A coroner today urged hospital managers to tighten procedures after the death of a four-year-old boy from Fareham.
Keith Wiseman said lessons needed to be learnt from the tragedy at Southampton General Hospital.
He had been told how Matthew Kenway, who suffered from a type of muscular dystrophy, died in the early hours of December 16, 2010 after being admitted to the high dependency unit after an operation on his kidney.
Doctors thought that Matthew was recovering well after the operation. But when he went into cardiac arrest, there was a delay of between 10 and 20 minutes in putting out a ‘crash call’ to summon staff to start resuscitation.
Today Mr Wiseman delivered a narrative verdict, saying there had clearly been a delay in proper response. ‘But the extent to which that was blameworthy is beyond my remit’ he said.
He recommended that hospital managers ensured there was proper training of staff, and regular reminders of the need to carry out a complete breathing and circulation check on a patient in the event of a suspected equipment malfunction.
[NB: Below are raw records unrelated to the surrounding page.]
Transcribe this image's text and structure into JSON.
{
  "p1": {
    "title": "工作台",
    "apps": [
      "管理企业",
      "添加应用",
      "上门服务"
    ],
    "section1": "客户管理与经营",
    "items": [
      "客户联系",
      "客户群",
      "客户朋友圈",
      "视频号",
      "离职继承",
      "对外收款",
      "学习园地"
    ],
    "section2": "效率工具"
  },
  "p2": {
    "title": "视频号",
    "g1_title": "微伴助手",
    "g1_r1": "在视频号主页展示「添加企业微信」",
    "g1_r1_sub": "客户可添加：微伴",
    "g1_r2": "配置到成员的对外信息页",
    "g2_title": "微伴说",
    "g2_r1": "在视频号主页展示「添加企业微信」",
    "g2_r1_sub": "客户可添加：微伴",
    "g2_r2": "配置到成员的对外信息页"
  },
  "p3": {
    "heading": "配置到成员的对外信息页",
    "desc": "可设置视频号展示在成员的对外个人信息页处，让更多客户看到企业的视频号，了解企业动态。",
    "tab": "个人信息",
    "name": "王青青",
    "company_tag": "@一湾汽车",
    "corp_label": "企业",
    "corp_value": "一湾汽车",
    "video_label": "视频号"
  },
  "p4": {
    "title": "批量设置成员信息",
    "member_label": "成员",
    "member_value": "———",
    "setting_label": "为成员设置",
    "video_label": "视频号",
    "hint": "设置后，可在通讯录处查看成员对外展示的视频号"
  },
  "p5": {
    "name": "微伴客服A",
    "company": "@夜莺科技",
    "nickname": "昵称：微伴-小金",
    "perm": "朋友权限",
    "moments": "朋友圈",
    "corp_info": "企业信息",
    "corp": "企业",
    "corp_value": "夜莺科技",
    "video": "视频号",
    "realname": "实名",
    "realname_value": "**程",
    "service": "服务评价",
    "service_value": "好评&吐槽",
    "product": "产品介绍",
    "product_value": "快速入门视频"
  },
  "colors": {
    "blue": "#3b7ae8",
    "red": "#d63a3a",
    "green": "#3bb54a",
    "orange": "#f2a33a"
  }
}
He said the hospital authorities should also have a more appropriate escalation procedure in the event of an emergency.
Last week, the nurse on duty on the night Matthew died, Lyndsey Menendez, told the inquest that she initially thought the machine monitoring Matthew was faulty as his ventilator was still working.
An unqualified nurse also ‘ran’ to fetch a doctor, instead of following hospital protocol and putting out a ‘crash call’, which would have summoned a team of people.
Dr Kate McCombe, who attended the crash call, was questioned as to whether the delay could have been crucial to saving Matthew’s life.
She said: ‘Put very simply - yes.
‘Although, it depends on the underlying causes of the cardiac arrest, some can be irrecoverable.
‘In broad terms we are more likely to resuscitate someone if we recognise the cardiac arrest earlier.’